Alan Oster, NAB: "RBA still watching the economy, the consumer and wages."

Andrew Reeve-Parker, NW Advice Pty Limited: "Sufficient economic activity is balancing housing market concerns."

Jonathan Chancellor, Property Observer: "Holding is the bank's inclination."

Noel Whittaker, QUT:"There is no way they will raise them and a drop would be premature."

Nerida Conisbee, REA Group: "Although the case is building for the next move to be a cut, I think that on balance, the data coming out is still too mixed. Unemployment is still very low even though we are still not seeing this flow through to consumer sentiment."

Janu Chan, St.George Bank: "The RBA has recently shifted toward a more neutral stance, and acknowledged that downside risks have increased. It however, is maintaining its central view that the unemployment rate will gradually fall. While the debate has shifted away from the next move being a hike, the RBA doesn't appear to be ready to cut rates either. "

Clement Allan Tisdell, The University of Queensland: "Comments of the Governor of the RBA lead me to believe the cash rate will be held."

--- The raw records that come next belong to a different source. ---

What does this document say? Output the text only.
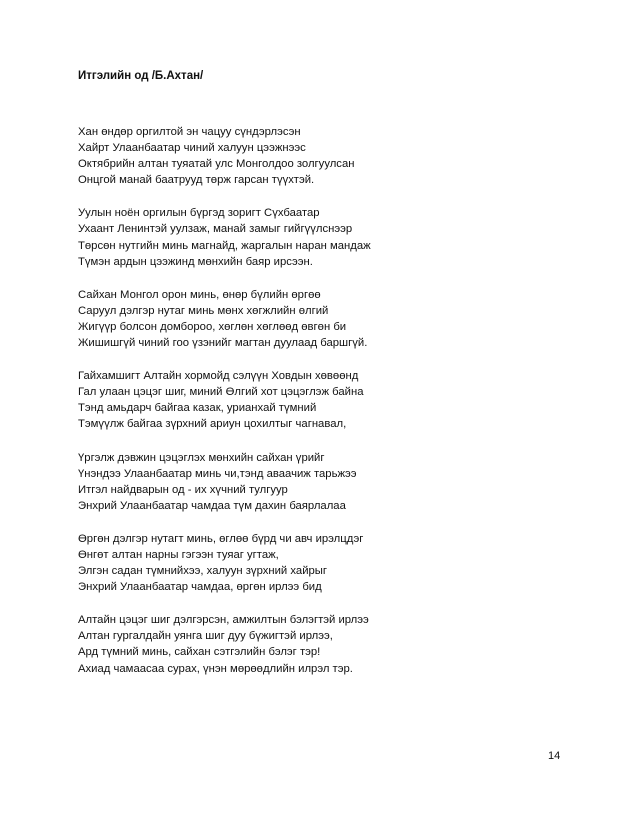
Итгэлийн од /Б.Ахтан/

Хан өндөр оргилтой эн чацуу сүндэрлэсэн
Хайрт Улаанбаатар чиний халуун цээжнээс
Октябрийн алтан туяатай улс Монголдоо золгуулсан
Онцгой манай баатрууд төрж гарсан түүхтэй.

Уулын ноён оргилын бүргэд зоригт Сүхбаатар
Ухаант Ленинтэй уулзаж, манай замыг гийгүүлснээр
Төрсөн нутгийн минь магнайд, жаргалын наран мандаж
Түмэн ардын цээжинд мөнхийн баяр ирсээн.

Сайхан Монгол орон минь, өнөр бүлийн өргөө
Саруул дэлгэр нутаг минь мөнх хөгжлийн өлгий
Жигүүр болсон домбороо, хөглөн хөглөөд өвгөн би
Жишишгүй чиний гоо үзэнийг магтан дуулаад баршгүй.

Гайхамшигт Алтайн хормойд сэлүүн Ховдын хөвөөнд
Гал улаан цэцэг шиг, миний Өлгий хот цэцэглэж байна
Тэнд амьдарч байгаа казак, урианхай түмний
Тэмүүлж байгаа зүрхний ариун цохилтыг чагнавал,

Үргэлж дэвжин цэцэглэх мөнхийн сайхан үрийг
Үнэндээ Улаанбаатар минь чи,тэнд аваачиж тарьжээ
Итгэл найдварын од - их хүчний тулгуур
Энхрий Улаанбаатар чамдаа түм дахин баярлалаа

Өргөн дэлгэр нутагт минь, өглөө бүрд чи авч ирэлцдэг
Өнгөт алтан нарны гэгээн туяаг угтаж,
Элгэн садан түмнийхээ, халуун зүрхний хайрыг
Энхрий Улаанбаатар чамдаа, өргөн ирлээ бид

Алтайн цэцэг шиг дэлгэрсэн, амжилтын бэлэгтэй ирлээ
Алтан гургалдайн уянга шиг дуу бүжигтэй ирлээ,
Ард түмний минь, сайхан сэтгэлийн бэлэг тэр!
Ахиад чамаасаа сурах, үнэн мөрөөдлийн илрэл тэр.

14
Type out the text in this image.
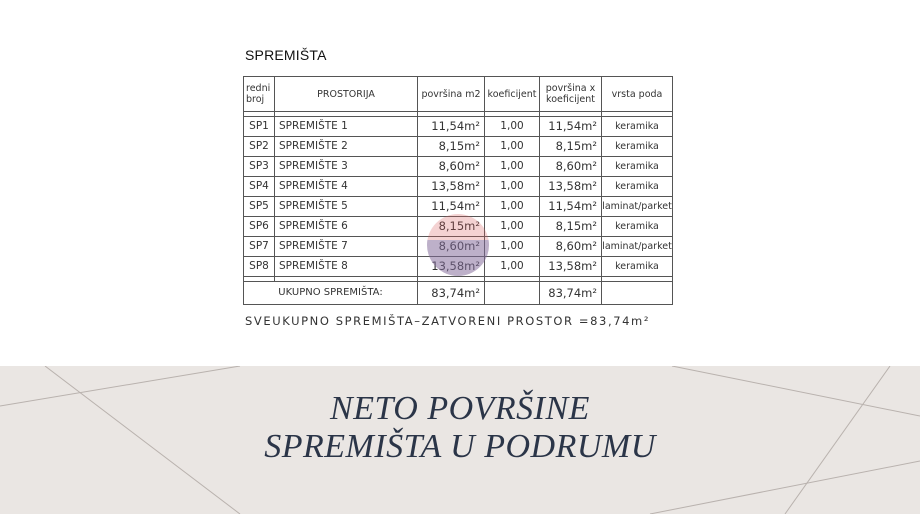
SPREMIŠTA
redni broj	PROSTORIJA	površina m2	koeficijent	površina x koeficijent	vrsta poda

SP1	SPREMIŠTE 1	11,54m²	1,00	11,54m²	keramika
SP2	SPREMIŠTE 2	8,15m²	1,00	8,15m²	keramika
SP3	SPREMIŠTE 3	8,60m²	1,00	8,60m²	keramika
SP4	SPREMIŠTE 4	13,58m²	1,00	13,58m²	keramika
SP5	SPREMIŠTE 5	11,54m²	1,00	11,54m²	laminat/parket
SP6	SPREMIŠTE 6	8,15m²	1,00	8,15m²	keramika
SP7	SPREMIŠTE 7	8,60m²	1,00	8,60m²	laminat/parket
SP8	SPREMIŠTE 8	13,58m²	1,00	13,58m²	keramika

UKUPNO SPREMIŠTA:		83,74m²		83,74m²	
SVEUKUPNO SPREMIŠTA–ZATVORENI PROSTOR =83,74m²
NETO POVRŠINE
SPREMIŠTA U PODRUMU
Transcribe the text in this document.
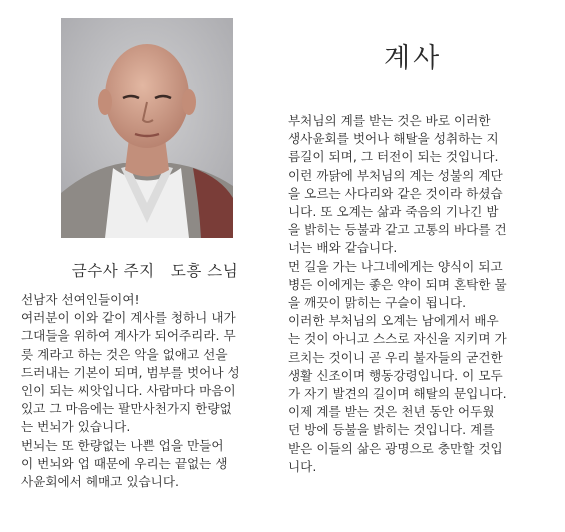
금수사 주지   도흥 스님
계사

선남자 선여인들이여!

여러분이 이와 같이 계사를 청하니 내가

그대들을 위하여 계사가 되어주리라. 무

릇 계라고 하는 것은 악을 없애고 선을

드러내는 기본이 되며, 범부를 벗어나 성

인이 되는 씨앗입니다. 사람마다 마음이

있고 그 마음에는 팔만사천가지 한량없

는 번뇌가 있습니다.

번뇌는 또 한량없는 나쁜 업을 만들어

이 번뇌와 업 때문에 우리는 끝없는 생

사윤회에서 헤매고 있습니다.

부처님의 계를 받는 것은 바로 이러한

생사윤회를 벗어나 해탈을 성취하는 지

름길이 되며, 그 터전이 되는 것입니다.

이런 까닭에 부처님의 계는 성불의 계단

을 오르는 사다리와 같은 것이라 하셨습

니다. 또 오계는 삶과 죽음의 기나긴 밤

을 밝히는 등불과 같고 고통의 바다를 건

너는 배와 같습니다.

먼 길을 가는 나그네에게는 양식이 되고

병든 이에게는 좋은 약이 되며 혼탁한 물

을 깨끗이 맑히는 구슬이 됩니다.

이러한 부처님의 오계는 남에게서 배우

는 것이 아니고 스스로 자신을 지키며 가

르치는 것이니 곧 우리 불자들의 굳건한

생활 신조이며 행동강령입니다. 이 모두

가 자기 발견의 길이며 해탈의 문입니다.

이제 계를 받는 것은 천년 동안 어두웠

던 방에 등불을 밝히는 것입니다. 계를

받은 이들의 삶은 광명으로 충만할 것입

니다.
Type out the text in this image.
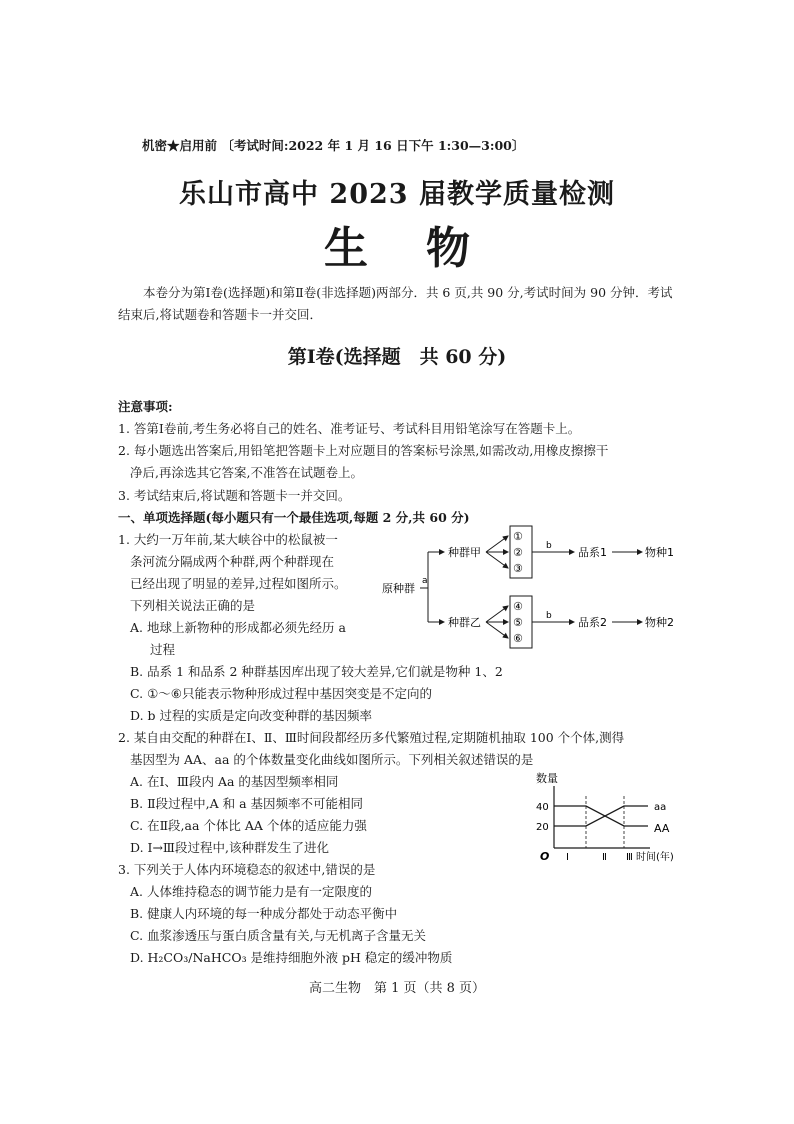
机密★启用前 〔考试时间:2022 年 1 月 16 日下午 1:30—3:00〕
乐山市高中 2023 届教学质量检测
生物
本卷分为第Ⅰ卷(选择题)和第Ⅱ卷(非选择题)两部分．共 6 页,共 90 分,考试时间为 90 分钟．考试结束后,将试题卷和答题卡一并交回．
第Ⅰ卷(选择题　共 60 分)
注意事项:
1. 答第Ⅰ卷前,考生务必将自己的姓名、准考证号、考试科目用铅笔涂写在答题卡上。
2. 每小题选出答案后,用铅笔把答题卡上对应题目的答案标号涂黑,如需改动,用橡皮擦擦干
净后,再涂选其它答案,不准答在试题卷上。
3. 考试结束后,将试题和答题卡一并交回。
一、单项选择题(每小题只有一个最佳选项,每题 2 分,共 60 分)
1. 大约一万年前,某大峡谷中的松鼠被一
条河流分隔成两个种群,两个种群现在
已经出现了明显的差异,过程如图所示。
下列相关说法正确的是
A. 地球上新物种的形成都必须先经历 a
过程
B. 品系 1 和品系 2 种群基因库出现了较大差异,它们就是物种 1、2
C. ①～⑥只能表示物种形成过程中基因突变是不定向的
D. b 过程的实质是定向改变种群的基因频率
原种群
a
种群甲
种群乙
①
②
③
④
⑤
⑥
b
b
品系1
品系2
物种1
物种2
2. 某自由交配的种群在Ⅰ、Ⅱ、Ⅲ时间段都经历多代繁殖过程,定期随机抽取 100 个个体,测得
基因型为 AA、aa 的个体数量变化曲线如图所示。下列相关叙述错误的是
A. 在Ⅰ、Ⅲ段内 Aa 的基因型频率相同
B. Ⅱ段过程中,A 和 a 基因频率不可能相同
C. 在Ⅱ段,aa 个体比 AA 个体的适应能力强
D. Ⅰ→Ⅲ段过程中,该种群发生了进化
数量
40
20
O Ⅰ	Ⅱ Ⅲ 时间(年)
aa
AA
3. 下列关于人体内环境稳态的叙述中,错误的是
A. 人体维持稳态的调节能力是有一定限度的
B. 健康人内环境的每一种成分都处于动态平衡中
C. 血浆渗透压与蛋白质含量有关,与无机离子含量无关
D. H₂CO₃/NaHCO₃ 是维持细胞外液 pH 稳定的缓冲物质
高二生物　第 1 页（共 8 页）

Richard Holden, UNSW: "[The RBA is] waiting for new inflation numbers before they make a move."

Other participants: Bill Evans, Westpac.

 

 

Joel Robinson

Joel Robinson is a property journalist based in Sydney. Joel has been writing about the residential real estate market for the last five years, specializing in market trends and the economics and finance behind buying and selling real estate.